Khorog was surrounded by sheer mountains rising high above us. In the centre was a pond like pool where all the kids played. We found a homestay which was nice and clean but weirdly our bedroom window looked into the hosts kitchen. Not a problem, but they only had a see-through netted curtain so kinda a problem when I was getting dressed after my shower and the obese grandma was just standing by the window cooking eggs.

Day 8 | Khorog (2123m) to Dushanbe (706m)

We felt like we didn’t need to spend any longer than a day there so we agreed to leave for Dushanbe. Now we were without our jeep we had to get a shared taxi which could take anywhere between 14 and 20 hours. It sounded dreadful. We would normally split that into two days but we were sceptical about how easy it would be to get a jeep from the midway point to the capital. So we said sod it and went for the big trip. We headed to the taxi stand at 8.50 and amazingly by 9am we were on our way. We actually had to drive around the town to a families house where a mum and three kids joined us. Luckily a 16 year old girl travelling in our car spoke fluent English and really took care of us. When we got to a lunch spot her and her mum sat with us and suggested we should stay with them in Dushanbe, sadly we had already arranged a hotel and we actually really needed some alone time after 7 nights of homestays so we had to politely decline. She also showed me where the loos were and insisted I went first. When I came out she didn’t even need to go to the loo, yet she’d queued up with me for a good five minutes next to the smelly toilet. When we ordered tea at the eatery she saw the cups didn’t look clean so she took them all to a fresh water spring and rinsed them for us. Can you imagine a 16 year old treating a tourist like that in England?

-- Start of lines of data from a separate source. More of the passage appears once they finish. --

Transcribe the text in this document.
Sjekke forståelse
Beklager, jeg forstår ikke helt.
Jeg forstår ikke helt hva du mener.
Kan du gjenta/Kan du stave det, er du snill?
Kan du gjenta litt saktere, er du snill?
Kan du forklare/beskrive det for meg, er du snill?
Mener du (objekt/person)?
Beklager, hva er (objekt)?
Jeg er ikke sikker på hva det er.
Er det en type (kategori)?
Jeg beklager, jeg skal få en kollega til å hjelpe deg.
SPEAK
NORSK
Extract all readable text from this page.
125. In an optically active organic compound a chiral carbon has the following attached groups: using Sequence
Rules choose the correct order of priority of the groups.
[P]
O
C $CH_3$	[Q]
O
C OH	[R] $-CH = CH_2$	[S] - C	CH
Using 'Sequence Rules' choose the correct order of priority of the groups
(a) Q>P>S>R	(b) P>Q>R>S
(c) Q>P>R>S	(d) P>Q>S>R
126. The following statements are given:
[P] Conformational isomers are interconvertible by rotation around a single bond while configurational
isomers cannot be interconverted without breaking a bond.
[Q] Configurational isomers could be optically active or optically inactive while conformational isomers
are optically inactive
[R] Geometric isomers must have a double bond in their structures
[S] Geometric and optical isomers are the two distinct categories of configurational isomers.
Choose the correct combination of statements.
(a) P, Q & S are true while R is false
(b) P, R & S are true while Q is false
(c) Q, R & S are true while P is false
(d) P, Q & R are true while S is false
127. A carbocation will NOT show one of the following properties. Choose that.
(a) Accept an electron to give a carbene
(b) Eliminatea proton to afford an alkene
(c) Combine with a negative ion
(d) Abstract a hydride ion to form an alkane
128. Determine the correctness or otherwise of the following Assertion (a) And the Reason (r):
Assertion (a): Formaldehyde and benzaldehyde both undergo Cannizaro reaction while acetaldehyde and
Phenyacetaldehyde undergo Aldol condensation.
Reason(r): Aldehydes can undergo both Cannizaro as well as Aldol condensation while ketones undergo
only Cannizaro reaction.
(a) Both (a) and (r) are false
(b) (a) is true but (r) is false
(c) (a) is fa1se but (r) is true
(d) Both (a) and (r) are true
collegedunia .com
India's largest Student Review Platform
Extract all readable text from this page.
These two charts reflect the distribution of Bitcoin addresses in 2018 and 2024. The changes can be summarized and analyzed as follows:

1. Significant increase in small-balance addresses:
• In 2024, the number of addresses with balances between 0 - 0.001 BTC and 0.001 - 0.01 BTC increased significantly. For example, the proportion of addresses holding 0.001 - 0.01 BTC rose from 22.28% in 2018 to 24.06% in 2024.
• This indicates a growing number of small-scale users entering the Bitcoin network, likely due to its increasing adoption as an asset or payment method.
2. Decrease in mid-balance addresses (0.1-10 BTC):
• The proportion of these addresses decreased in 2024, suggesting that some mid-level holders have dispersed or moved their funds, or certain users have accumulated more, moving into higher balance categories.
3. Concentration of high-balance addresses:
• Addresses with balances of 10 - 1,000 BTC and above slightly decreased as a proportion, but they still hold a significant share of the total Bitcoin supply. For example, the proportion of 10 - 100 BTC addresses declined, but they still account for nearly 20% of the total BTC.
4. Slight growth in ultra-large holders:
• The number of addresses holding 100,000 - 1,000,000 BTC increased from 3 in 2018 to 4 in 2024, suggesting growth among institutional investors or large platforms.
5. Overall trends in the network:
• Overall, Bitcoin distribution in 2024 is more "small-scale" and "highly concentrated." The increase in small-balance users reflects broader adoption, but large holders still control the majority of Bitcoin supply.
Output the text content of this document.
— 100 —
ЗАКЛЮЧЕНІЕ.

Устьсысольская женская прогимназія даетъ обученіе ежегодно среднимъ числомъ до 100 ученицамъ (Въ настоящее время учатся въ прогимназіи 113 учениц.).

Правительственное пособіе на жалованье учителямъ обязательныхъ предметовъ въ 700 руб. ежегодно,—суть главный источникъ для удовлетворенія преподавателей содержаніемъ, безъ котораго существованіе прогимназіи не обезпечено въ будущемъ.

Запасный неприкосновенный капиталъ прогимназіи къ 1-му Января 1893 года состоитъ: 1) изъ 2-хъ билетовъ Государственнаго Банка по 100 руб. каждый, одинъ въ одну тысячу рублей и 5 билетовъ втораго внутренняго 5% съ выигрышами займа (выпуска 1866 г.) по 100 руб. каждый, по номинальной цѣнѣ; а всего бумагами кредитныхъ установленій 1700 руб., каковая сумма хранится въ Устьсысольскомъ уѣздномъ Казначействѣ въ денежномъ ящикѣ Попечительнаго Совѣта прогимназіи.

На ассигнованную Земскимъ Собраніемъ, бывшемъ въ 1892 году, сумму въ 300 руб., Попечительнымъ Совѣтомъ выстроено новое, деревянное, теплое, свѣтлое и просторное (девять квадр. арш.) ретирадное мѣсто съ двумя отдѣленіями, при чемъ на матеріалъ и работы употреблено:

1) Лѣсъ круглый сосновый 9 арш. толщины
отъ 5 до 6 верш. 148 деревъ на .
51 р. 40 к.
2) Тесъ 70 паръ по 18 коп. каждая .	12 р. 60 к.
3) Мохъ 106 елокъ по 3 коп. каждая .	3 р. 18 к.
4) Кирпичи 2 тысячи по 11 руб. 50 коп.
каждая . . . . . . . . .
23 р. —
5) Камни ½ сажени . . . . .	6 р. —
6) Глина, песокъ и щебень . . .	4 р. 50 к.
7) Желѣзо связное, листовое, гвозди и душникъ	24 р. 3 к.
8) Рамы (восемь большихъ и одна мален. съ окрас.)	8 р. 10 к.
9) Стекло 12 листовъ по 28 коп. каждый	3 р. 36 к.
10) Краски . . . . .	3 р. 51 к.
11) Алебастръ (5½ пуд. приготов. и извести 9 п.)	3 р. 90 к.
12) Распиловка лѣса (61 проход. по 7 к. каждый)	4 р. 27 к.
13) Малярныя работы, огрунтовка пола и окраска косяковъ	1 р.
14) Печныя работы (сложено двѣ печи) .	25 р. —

There was 13 of us in the car and it felt like a family roadtrip. The four kids were so well behaved, they had nothing to keep themselves entertained yet they never complained. They didn’t even have proper seats and were either on mums lap, between a strangers legs or perched on the edge of a seat. Everyone wanted to give us food, handfuls of sour apples, dough balls and fresh bread were passed to us from the lady in front and the guy next to us insisted we had an energy drink and bubble gum. What lovely people. We felt like we needed to reciprocate and as luck would have it we still had a trio bounty bar leftover from the Pamirs. A piece for each of us so we thought, but when we opened the packet it was a melted mess. We smiled awkwardly with the open packed insisting the guy had a piece but he politely declined, I wonder why? The scenery was still very spectacular on the drive and we went through a wide gorge with insanely high rocky walls around us. As we left the mountains the heat in the car became more intense and our backs were soaked with sweat as the temperature hit nearly 40 degrees. After 13 hours (thank god it didn’t take 20!) we arrived in Dushanbe.

2 Comments Add yours

  1. Joanna says:

    I’m very curious about one thing – with how big backpacks do you travel? Do you have sleeping bags and cooking gear? Thanks for an answer.

    1. There fairly big, I would love a smaller one but they are 65L. That’s just clothes etc inside, we don’t travel with any camping gear, although we have carried a teeny-tiny camp stove for 5 years and never bought gas/used it haha.